All of that letter-writing is labor-intensive — assuming you take it seriously (and students can usually tell which professors will and which ones won’t). Writing something meaningful is no mere act of rote output. To conceive, compose, and refine effective recommendation letters involves meeting with students one-on-one, reviewing their work, learning about the particular program or scholarship, and then attending to the craft of writing an interesting, engaging, and honest letter.
We could make many other points regarding the ethics of letter-writing — and what you owe to those whom you agree to support. But that’s not our purpose here. Rather, it’s to shine a spotlight on how the writing of reference letters exerts an undue and uncredited burden on strong classroom teachers.
They receive far more requests, proportionally and literally, than the instructors whom students perceive as indifferent or less engaged with their teaching. That contributes to an inequitable allocation of workload across the faculty, broadly and within each department. The problem is compounded at mid-to-large-size institutions with bigger class sizes and students of widely diverse abilities and academic backgrounds.
In short, the numbers add up. With another season of letter-writing underway, we believe it’s time to identify, analyze, and value this unacknowledged burden on effective teachers. The problem begins early on in the academic career and affects faculty members at all stages and on all tracks. How many of us were ever taught how to write an effective reference?
If you’re an assistant professor who makes an effort to connect with students, you may end up with far too many reference requests at a time when you should be focused on publishing, teaching, and service. Unfortunately, all the time you spend writing reference letters won’t “count” much in your tenure case.
Maybe you’re a contingent instructor on a teaching-only track. With a high teaching load and a visible commitment to students, you may be on the receiving end of more reference requests than your tenure-track counterparts. With no credit or reward for the many hours you spend writing letters for students, your effort is little short of pure altruism.
Even as a senior professor, you may well encounter this problem, albeit from a different route. Older and less edgy than new hires, your senior rank and prestigious title will make you a valued reference — and even more so if students think you’re a good teacher.
At every rank, then, strong teaching carries with it an invisible burden that needs to emerge as an explicit dimension of faculty workload. So what are we recommending?

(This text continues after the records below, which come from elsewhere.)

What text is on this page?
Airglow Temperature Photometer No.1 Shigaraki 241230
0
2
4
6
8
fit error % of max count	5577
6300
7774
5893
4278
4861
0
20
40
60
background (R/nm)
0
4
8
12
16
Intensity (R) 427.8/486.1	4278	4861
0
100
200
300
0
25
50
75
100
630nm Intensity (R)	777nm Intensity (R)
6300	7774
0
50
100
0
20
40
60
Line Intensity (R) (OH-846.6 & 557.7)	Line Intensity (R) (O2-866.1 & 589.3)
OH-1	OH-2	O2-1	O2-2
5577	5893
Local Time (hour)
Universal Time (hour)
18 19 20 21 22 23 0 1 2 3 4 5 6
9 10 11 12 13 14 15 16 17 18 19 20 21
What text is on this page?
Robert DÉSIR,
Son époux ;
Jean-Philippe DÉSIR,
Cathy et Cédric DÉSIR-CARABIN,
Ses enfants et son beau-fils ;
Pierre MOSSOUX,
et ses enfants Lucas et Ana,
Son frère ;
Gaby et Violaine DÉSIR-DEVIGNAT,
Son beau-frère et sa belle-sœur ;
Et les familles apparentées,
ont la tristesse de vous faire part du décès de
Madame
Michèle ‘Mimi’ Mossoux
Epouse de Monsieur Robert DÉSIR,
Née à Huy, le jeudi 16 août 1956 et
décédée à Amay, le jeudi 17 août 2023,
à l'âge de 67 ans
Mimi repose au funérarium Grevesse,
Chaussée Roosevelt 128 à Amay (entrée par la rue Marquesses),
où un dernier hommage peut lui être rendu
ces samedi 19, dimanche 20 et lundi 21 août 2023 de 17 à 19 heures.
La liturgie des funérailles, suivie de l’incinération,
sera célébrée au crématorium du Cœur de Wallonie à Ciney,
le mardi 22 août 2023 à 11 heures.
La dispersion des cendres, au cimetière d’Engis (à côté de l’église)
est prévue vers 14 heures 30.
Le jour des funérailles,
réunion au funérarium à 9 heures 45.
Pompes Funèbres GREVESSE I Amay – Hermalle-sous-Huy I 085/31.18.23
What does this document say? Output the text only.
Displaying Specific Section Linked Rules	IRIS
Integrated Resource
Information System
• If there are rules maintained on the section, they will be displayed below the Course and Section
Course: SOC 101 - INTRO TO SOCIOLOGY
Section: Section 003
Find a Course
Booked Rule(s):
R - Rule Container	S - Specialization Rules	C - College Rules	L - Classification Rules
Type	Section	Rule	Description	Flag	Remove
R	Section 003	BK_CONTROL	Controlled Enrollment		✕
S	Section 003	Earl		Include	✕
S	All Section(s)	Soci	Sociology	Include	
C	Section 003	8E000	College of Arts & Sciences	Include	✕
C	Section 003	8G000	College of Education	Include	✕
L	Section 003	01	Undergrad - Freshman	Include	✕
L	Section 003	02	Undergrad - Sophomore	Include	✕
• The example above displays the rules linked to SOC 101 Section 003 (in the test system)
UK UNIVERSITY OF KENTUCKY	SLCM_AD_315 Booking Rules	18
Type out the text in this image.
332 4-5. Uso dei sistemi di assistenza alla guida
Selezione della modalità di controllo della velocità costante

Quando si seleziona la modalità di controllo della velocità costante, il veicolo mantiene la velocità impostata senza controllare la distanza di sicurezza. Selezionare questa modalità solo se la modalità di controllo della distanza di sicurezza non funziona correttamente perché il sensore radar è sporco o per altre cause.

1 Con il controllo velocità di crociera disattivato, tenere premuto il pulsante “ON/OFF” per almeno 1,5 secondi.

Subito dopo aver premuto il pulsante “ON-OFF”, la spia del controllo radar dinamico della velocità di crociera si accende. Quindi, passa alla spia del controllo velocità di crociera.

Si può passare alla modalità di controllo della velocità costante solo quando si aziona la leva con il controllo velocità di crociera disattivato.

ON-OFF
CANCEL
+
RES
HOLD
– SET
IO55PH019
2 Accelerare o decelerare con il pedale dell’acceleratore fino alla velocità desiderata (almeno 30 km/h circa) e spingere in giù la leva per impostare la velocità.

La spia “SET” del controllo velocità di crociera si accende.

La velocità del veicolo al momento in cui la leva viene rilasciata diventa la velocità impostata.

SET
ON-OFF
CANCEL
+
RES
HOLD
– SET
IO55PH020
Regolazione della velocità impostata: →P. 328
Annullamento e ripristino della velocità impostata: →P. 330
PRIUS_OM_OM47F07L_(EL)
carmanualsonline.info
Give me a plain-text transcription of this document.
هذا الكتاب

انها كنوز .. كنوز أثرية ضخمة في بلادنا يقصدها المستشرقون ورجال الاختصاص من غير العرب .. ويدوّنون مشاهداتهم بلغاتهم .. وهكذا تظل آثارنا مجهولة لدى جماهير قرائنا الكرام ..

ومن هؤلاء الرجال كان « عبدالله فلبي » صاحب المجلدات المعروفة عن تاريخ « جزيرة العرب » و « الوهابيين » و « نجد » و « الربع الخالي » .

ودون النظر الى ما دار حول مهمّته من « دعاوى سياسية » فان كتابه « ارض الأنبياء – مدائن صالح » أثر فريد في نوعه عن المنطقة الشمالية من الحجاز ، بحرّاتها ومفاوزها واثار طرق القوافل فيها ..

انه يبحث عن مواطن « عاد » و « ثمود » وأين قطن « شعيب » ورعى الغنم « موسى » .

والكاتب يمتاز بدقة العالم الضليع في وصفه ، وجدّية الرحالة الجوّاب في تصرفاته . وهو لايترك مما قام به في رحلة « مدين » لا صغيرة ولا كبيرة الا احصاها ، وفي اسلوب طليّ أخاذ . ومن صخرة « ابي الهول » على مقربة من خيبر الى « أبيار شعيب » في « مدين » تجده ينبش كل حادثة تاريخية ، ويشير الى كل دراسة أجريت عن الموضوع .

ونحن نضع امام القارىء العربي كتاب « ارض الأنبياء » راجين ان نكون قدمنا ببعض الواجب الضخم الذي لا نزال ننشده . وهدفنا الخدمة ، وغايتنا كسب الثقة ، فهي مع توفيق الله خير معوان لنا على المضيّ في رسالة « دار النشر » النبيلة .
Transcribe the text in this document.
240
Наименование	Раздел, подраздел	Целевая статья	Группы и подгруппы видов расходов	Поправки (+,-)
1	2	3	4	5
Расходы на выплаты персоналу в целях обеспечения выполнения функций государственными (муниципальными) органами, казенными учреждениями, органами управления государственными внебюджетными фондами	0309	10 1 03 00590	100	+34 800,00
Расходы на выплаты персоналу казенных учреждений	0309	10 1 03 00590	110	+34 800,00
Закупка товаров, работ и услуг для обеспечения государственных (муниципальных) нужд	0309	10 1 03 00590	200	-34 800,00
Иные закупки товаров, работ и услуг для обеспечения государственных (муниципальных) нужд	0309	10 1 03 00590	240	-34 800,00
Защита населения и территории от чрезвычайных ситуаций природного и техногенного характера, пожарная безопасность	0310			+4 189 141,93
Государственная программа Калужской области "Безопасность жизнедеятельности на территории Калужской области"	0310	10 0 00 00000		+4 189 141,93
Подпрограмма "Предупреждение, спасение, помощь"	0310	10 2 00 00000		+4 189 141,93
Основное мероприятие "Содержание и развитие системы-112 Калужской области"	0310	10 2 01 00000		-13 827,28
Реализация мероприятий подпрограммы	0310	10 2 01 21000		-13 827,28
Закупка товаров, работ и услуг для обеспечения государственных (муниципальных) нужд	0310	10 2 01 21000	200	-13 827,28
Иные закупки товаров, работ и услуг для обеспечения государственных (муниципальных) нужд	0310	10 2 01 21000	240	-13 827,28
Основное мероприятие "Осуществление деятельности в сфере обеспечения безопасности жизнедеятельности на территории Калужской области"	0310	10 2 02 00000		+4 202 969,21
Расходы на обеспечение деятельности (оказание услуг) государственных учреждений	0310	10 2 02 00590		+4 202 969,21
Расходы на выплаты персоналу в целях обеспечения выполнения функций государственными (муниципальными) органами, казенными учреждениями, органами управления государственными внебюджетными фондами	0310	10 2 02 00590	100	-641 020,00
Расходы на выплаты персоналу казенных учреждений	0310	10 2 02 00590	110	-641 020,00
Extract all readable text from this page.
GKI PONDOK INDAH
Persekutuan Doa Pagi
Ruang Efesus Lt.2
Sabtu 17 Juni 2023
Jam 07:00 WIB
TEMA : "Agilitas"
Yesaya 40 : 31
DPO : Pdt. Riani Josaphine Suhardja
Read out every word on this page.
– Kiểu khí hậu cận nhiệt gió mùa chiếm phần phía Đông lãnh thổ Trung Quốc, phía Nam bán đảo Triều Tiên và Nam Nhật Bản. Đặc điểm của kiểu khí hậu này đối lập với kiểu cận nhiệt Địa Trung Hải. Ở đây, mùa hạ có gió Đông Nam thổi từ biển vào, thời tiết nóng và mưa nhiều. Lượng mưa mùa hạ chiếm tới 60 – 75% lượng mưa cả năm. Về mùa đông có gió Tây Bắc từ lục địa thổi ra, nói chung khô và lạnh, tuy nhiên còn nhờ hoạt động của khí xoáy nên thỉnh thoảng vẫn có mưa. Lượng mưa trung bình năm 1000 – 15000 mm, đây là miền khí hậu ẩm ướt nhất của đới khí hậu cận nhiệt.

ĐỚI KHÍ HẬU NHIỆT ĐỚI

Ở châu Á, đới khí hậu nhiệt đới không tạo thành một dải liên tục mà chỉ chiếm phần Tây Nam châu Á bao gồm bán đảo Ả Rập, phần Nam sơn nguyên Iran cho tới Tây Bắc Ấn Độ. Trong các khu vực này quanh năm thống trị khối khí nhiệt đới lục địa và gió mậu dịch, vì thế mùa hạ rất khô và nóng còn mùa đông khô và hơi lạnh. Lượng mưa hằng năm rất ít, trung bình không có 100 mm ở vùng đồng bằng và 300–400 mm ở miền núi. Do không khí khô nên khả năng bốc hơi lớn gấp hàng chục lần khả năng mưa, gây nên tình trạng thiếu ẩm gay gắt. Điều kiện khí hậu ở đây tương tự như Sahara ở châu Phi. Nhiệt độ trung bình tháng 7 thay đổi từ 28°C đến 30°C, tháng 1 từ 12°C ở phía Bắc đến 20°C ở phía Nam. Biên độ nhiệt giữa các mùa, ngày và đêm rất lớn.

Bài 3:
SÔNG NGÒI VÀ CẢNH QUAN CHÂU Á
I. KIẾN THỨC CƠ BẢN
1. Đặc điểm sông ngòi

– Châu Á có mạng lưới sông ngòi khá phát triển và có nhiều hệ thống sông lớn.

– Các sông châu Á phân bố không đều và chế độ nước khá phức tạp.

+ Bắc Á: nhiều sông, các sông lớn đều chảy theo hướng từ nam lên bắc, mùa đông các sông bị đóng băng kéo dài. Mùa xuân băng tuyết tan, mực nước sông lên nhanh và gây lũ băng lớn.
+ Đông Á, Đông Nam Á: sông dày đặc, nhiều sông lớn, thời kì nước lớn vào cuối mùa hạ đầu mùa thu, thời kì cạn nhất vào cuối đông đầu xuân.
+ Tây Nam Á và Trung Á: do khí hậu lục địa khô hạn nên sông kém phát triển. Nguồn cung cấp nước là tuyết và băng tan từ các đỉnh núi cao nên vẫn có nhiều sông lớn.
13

- Departments and institutions as a whole must find ways to bring the work of reference letter-writing into the light and incorporate it into the regular process of faculty review. Normalize and reward this kind of labor, and more faculty members will have an incentive to do it, thus distributing the letters workload much more evenly than it is now.
- Administrators should collect data on how this phenomenon plays out on their campus. How many requests do faculty members at different ranks receive? Who bears the burden most in various departments? How do the demand for letters affect excellent teachers disproportionately?
This labor is already being done unseen. Collecting and analyzing such data is the first step toward granting good teachers a reprieve from their undue share of this workload and figuring out how to reward this work in a just and equitable manner.
Cheryl Foster is a professor of philosophy at the University of Rhode Island, Rebecca Millsop is a lecturer in philosophy at the university, and Doug Reed is an assistant professor of philosophy there.